Sa Majesté Bao Daï lui a dit très franchement ce qu’il pensait de la situation, en particulier dans le Sud-Est asiatique, en y situant le rôle qu’y pouvait jouer le gouvernement vietnamien. Il n’a pas dissimulé que, depuis son arrivée en Indochine au mois d’avril, il avait eu plusieurs fois quelque inquiétude et quelques doutes sur les chances de réussite de son « expérience », mais il a ajouté que, désormais, il estimait être absolument en mesure de mener à bien sa tâche si les communistes chinois n’intervenaient pas dans les affaires vietnamiennes. Il a cependant précisé que les progrès seraient lents et qu’il faudrait du temps pour réaliser pleinement l’œuvre qu’il s’était assignée.

Le Commissaire général lui ayant demandé si le fait que le Viêtnam avait été élu à l’ECAFE2 par les seuls Occidentaux n’avaient pas provoqué de réactions fâcheuses en Indochine, l’Empereur a répondu qu’il n’en était rien ou du moins que les quelques commentaires défavorables recueillis à ce propos étaient négligeables par rapport au succès évident même à l’égard du peuple asiatique, que constituait l’élection ainsi acquise.

Dans l’ensemble, M. MacDonald a été très favorablement impressionné par l’exposé du souverain et celui-ci, de son côté, s’est montré fort satisfait aussi bien du message transmis de la part de M. Bevin que des bonnes dispositions montrées par le Commissaire général anglais.

Il est indéniable que, de part et d’autre, les deux interlocuteurs étaient animés, avant même de se rencontrer, du désir de tirer meilleur parti de leur entretien qui pouvait justifier et consolider leurs politiques respectives, mais il n’en demeure pas moins qu’ils ne prévoyaient ni l’un ni l’autre autant de sincérité et de compréhension réciproque.
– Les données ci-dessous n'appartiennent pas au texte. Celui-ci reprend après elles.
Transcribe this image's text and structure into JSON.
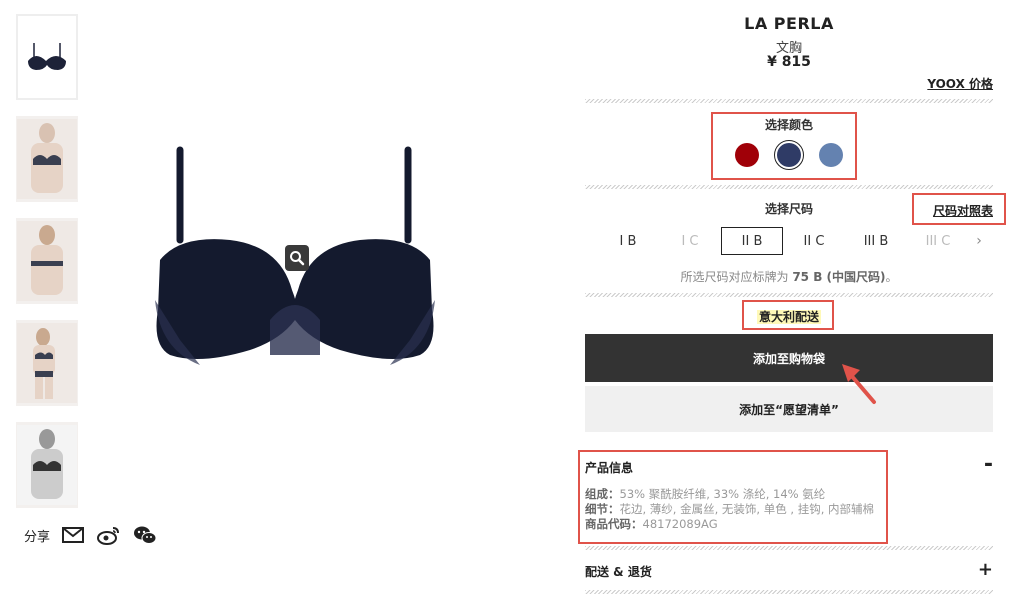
{
  "product": {
    "brand": "LA PERLA",
    "category": "文胸",
    "price": "¥ 815",
    "yoox_price_link": "YOOX 价格"
  },
  "gallery": {
    "thumbnails": [
      "thumb-1",
      "thumb-2",
      "thumb-3",
      "thumb-4",
      "thumb-5"
    ],
    "active_index": 0,
    "zoom_icon": "magnifier-icon"
  },
  "share": {
    "label": "分享",
    "icons": [
      "mail-icon",
      "weibo-icon",
      "wechat-icon"
    ]
  },
  "color_select": {
    "label": "选择颜色",
    "swatches": [
      {
        "color": "#a00008",
        "selected": false
      },
      {
        "color": "#2f3b66",
        "selected": true
      },
      {
        "color": "#6482b0",
        "selected": false
      }
    ]
  },
  "size_select": {
    "label": "选择尺码",
    "size_chart_link": "尺码对照表",
    "sizes": [
      {
        "label": "I B",
        "state": "available"
      },
      {
        "label": "I C",
        "state": "disabled"
      },
      {
        "label": "II B",
        "state": "selected"
      },
      {
        "label": "II C",
        "state": "available"
      },
      {
        "label": "III B",
        "state": "available"
      },
      {
        "label": "III C",
        "state": "disabled"
      }
    ],
    "note_prefix": "所选尺码对应标牌为",
    "note_size": "75 B (中国尺码)",
    "note_suffix": "。"
  },
  "shipping_origin": "意大利配送",
  "actions": {
    "add_to_bag": "添加至购物袋",
    "add_to_wishlist": "添加至“愿望清单”"
  },
  "product_info": {
    "title": "产品信息",
    "toggle": "-",
    "composition_label": "组成：",
    "composition_value": "53% 聚酰胺纤维, 33% 涤纶, 14% 氨纶",
    "details_label": "细节：",
    "details_value": "花边, 薄纱, 金属丝, 无装饰, 单色 , 挂钩, 内部辅棉",
    "code_label": "商品代码：",
    "code_value": "48172089AG"
  },
  "delivery_returns": {
    "title": "配送 & 退货",
    "toggle": "+"
  },
  "colors": {
    "annotation": "#e0534a",
    "button_dark": "#333333",
    "button_light": "#f0f0f0"
  }
}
Je suis persuadé, pour ma part, que cette entrevue aura considérablement raffermi les espoirs que M. MacDonald pouvait avoir en ce qui concerne les chances de succès du gouvernement Bao Daï et confirme son désir de faire reconnaître ce gouvernement tant par Londres que par les puissances asiatiques sur lesquelles la Grande-Bretagne a encore quelque influence.

Sa Majesté Bao Daï y aura acquis également une plus grande confiance dans ses capacités de « rayonnement intérieur » et ce n’est pas là un élément négligeable dans les circonstances actuelles.

Le Commissaire général britannique se rend maintenant à Phnom-Penh et à Angkor d’où il repartira pour deux jours au Tonkin. Il est accompagné par le consul général de Grande-Bretagne à Saïgon et par mon conseiller diplomatique, Monsieur du Gardier. Je le retrouverai à Saïgon lundi prochain 21 novembre, pour les séances de travail prévues avec ses collaborateurs.

(Direction d’Asie-Océanie, Malaisie, volume 15)

1 Prière de communiquer à Diplomatie sous n° 352. Note manuscrite : « C[ommuni] quer Londres, Washington, G. Picot. f[ai]t 22/11. Demander à FOM si on peut donner lecture du présent télégramme à l’ambassade des EU à Paris ».

2 ECAFE : Economic Commission for Asia and Far East, soit la commission économique [des Nations unies] pour l’Asie et l’Extrême-Orient.